Proving slope "m" of a secant connecting two points of the sine curve

1. The problem statement, all variables and given/known data

Write and expression for the slope m of the secant connecting the points Po(Xo,Yo) and P(X,Y) of the sine curve. Use the appropriate trigonometric identity to show that m= sin((X-Xo)/2)/((X-Xo)/2) * cos ((X+Xo)/2)

2. Relevant equations

Could somebody give a hint how to do the second proof? m= sin((X-Xo)/2)/((X-Xo)/2) * cos ((X+Xo)/2)

Basically what i need to prove is that:
(Sin(Xo)-Sin(X)) / Xo-X = sin((X-Xo)/2)/((X-Xo)/2) * cos ((X+Xo)/2)

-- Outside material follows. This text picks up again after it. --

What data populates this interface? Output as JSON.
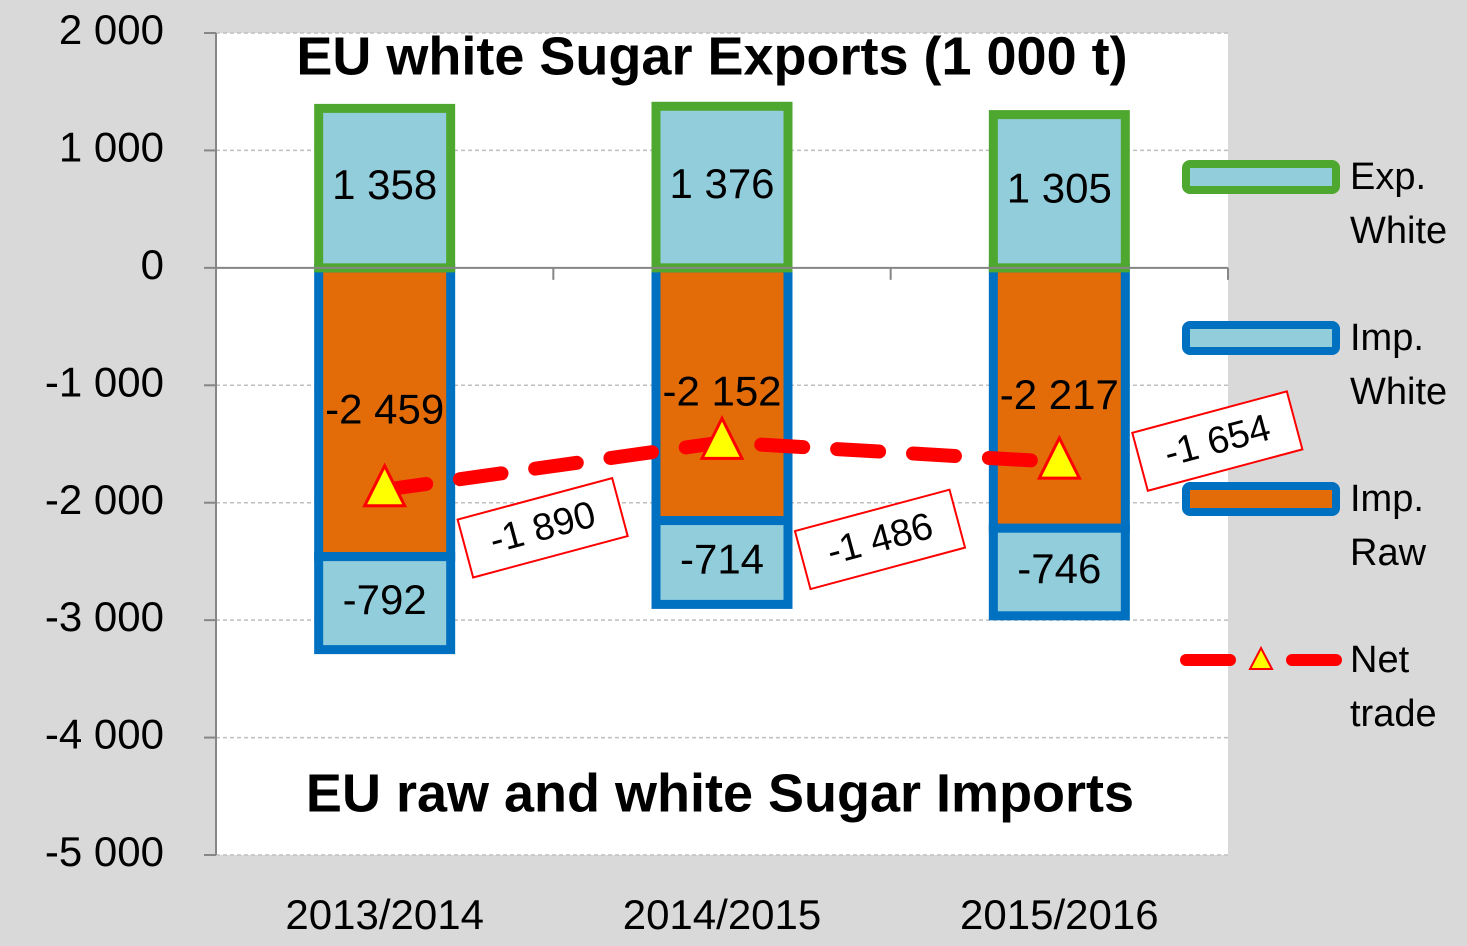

3. The attempt at a solution

I could manage to do the first part of the exercise, as far as now I got a formula which is the following:

m= (Yo-Y)/(Xo-x) = (Sin(Xo)-Sin(X)) / Xo-X
and the expression (Sin(Xo)-Sin(X)) / Xo-X is equal to m

2. Mar 13, 2007

Dick

Can you find a formula for sin(a)-sin(b)? It's pretty standard.

3. Mar 13, 2007

Rukawa0320

Do you mean sin(A-B) = sinAcosB - cosAsinB ?

4. Mar 13, 2007

Dick

That's related, but I really do mean sin(a)-sin(b). Look at an extensive table of trig formulae.

Last edited: Mar 13, 2007
5. Mar 13, 2007

Dick

Or if you want to prove it from scratch, add or subtract your formulas for sin(a+b) and sin(a-b).

6. Mar 13, 2007

Rukawa0320

oohhh, i found the formula in my exercise book, it was really that standard

thank you for your help, now im doing the (b) part of the exercise about their limits

7. Mar 13, 2007

Rukawa0320

Im doing the (b) part of the exercise, which ask about what do they approach as X approaches Xo (their limits)

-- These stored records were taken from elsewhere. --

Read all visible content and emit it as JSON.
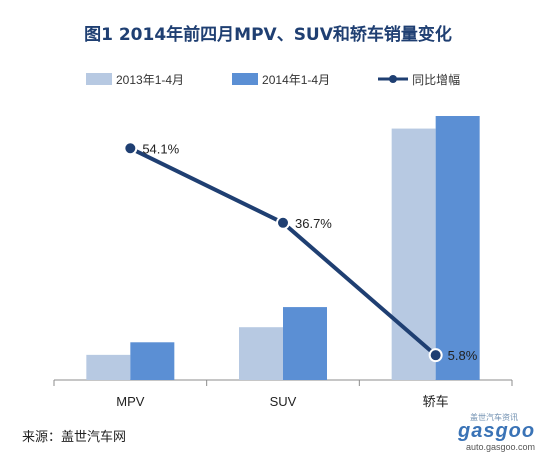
{
  "chart_data": {
    "type": "bar",
    "title": "图1   2014年前四月MPV、SUV和轿车销量变化",
    "categories": [
      "MPV",
      "SUV",
      "轿车"
    ],
    "series": [
      {
        "name": "2013年1-4月",
        "type": "bar",
        "color": "#b7c9e2",
        "values": [
          10,
          21,
          100
        ]
      },
      {
        "name": "2014年1-4月",
        "type": "bar",
        "color": "#5b8fd4",
        "values": [
          15,
          29,
          105
        ]
      },
      {
        "name": "同比增幅",
        "type": "line",
        "color": "#1f3f72",
        "values": [
          54.1,
          36.7,
          5.8
        ],
        "labels": [
          "54.1%",
          "36.7%",
          "5.8%"
        ]
      }
    ],
    "ylim_bars": [
      0,
      105
    ],
    "ylim_line": [
      0,
      60
    ],
    "legend_position": "top",
    "grid": false
  },
  "source": "来源：盖世汽车网",
  "watermark": {
    "top": "盖世汽车资讯",
    "main": "gasgoo",
    "sub": "auto.gasgoo.com"
  }
}
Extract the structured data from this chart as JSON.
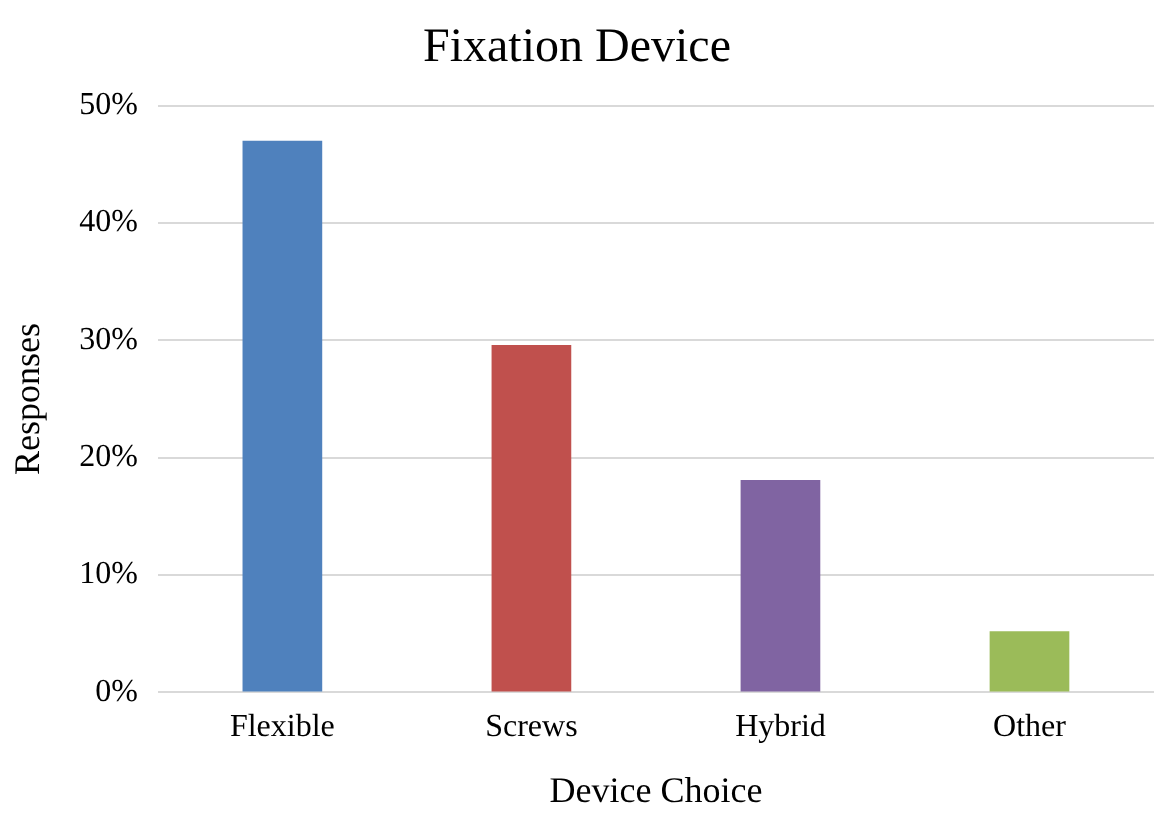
{
  "chart_data": {
    "type": "bar",
    "title": "Fixation Device",
    "xlabel": "Device Choice",
    "ylabel": "Responses",
    "categories": [
      "Flexible",
      "Screws",
      "Hybrid",
      "Other"
    ],
    "values": [
      47.0,
      29.6,
      18.1,
      5.2
    ],
    "colors": [
      "#4f81bd",
      "#c0504d",
      "#8064a2",
      "#9bbb59"
    ],
    "ylim": [
      0,
      50
    ],
    "yticks": [
      {
        "value": 0,
        "label": "0%"
      },
      {
        "value": 10,
        "label": "10%"
      },
      {
        "value": 20,
        "label": "20%"
      },
      {
        "value": 30,
        "label": "30%"
      },
      {
        "value": 40,
        "label": "40%"
      },
      {
        "value": 50,
        "label": "50%"
      }
    ],
    "grid": "y",
    "legend": false
  }
}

1)sin((X-Xo)/2)/((X-Xo)/2)
2)cos ((X+Xo)/2)
3)m(=sin((X-Xo)/2)/((X-Xo)/2) * cos ((X+Xo)/2)

Note: Xo an X are points on the cos,sin curve which is not bigger than pi/2

I was able to solve the first one, I got as X approaches Xo it will approach 1.(I think I did right, but please tell me if it's wrong)
I got stuck in the second one, could you guys give me some hint to solve the 2.?
In the thrid I guess all I need to do is to multiply the two limits (1. and 2.) and that's it.

Any helps appreciated

Last edited: Mar 13, 2007
8. Mar 13, 2007

Dick

The second one is MUCH easier than the first one. X -> X0. No fancy limits to take really. The answer is a function of X0 - it's not a constant like the first one, if that is what is throwing you off.

9. Mar 13, 2007

Rukawa0320

I don't really understand what you mean, could you please explain it in details?

10. Mar 13, 2007

Dick

What's the limit of cos((x+2)/2) as x->2?

11. Mar 13, 2007

Rukawa0320

isnt it approaches 1?

12. Mar 13, 2007

Dick

Nope. As x->2, cos((x+2)/2)->cos((2+2)/2)=cos(4/2)=cos(2). Why 1?

13. Mar 13, 2007

Rukawa0320

But dont you need to take the cosine of two?

14. Mar 13, 2007

Dick

I could, but it isn't 1. cos(2*pi)=1, not cos(2). Do you agree the answer is cos(2)?

15. Mar 13, 2007

Rukawa0320

I see what you mean, that (2) is in radian and not degrees, thus the answer to the original question is (cos(Xo))/2 right?

16. Mar 13, 2007

Dick

It's cos((X0+X0)/2), but that doesn't simplify to what you wrote.

17. Mar 13, 2007

Rukawa0320

Im getting a lost a little bit, is it actually approaches zero?

18. Mar 13, 2007

Dick

So am I. Explain how you got cos(X0)/2???

19. Mar 13, 2007

Rukawa0320

oooh if x-->Xo therefore is it (cos(2*Xo))/2?

20. Mar 13, 2007

Dick

You are still being sloppy. The '/2' is INSIDE the cosine - not outside.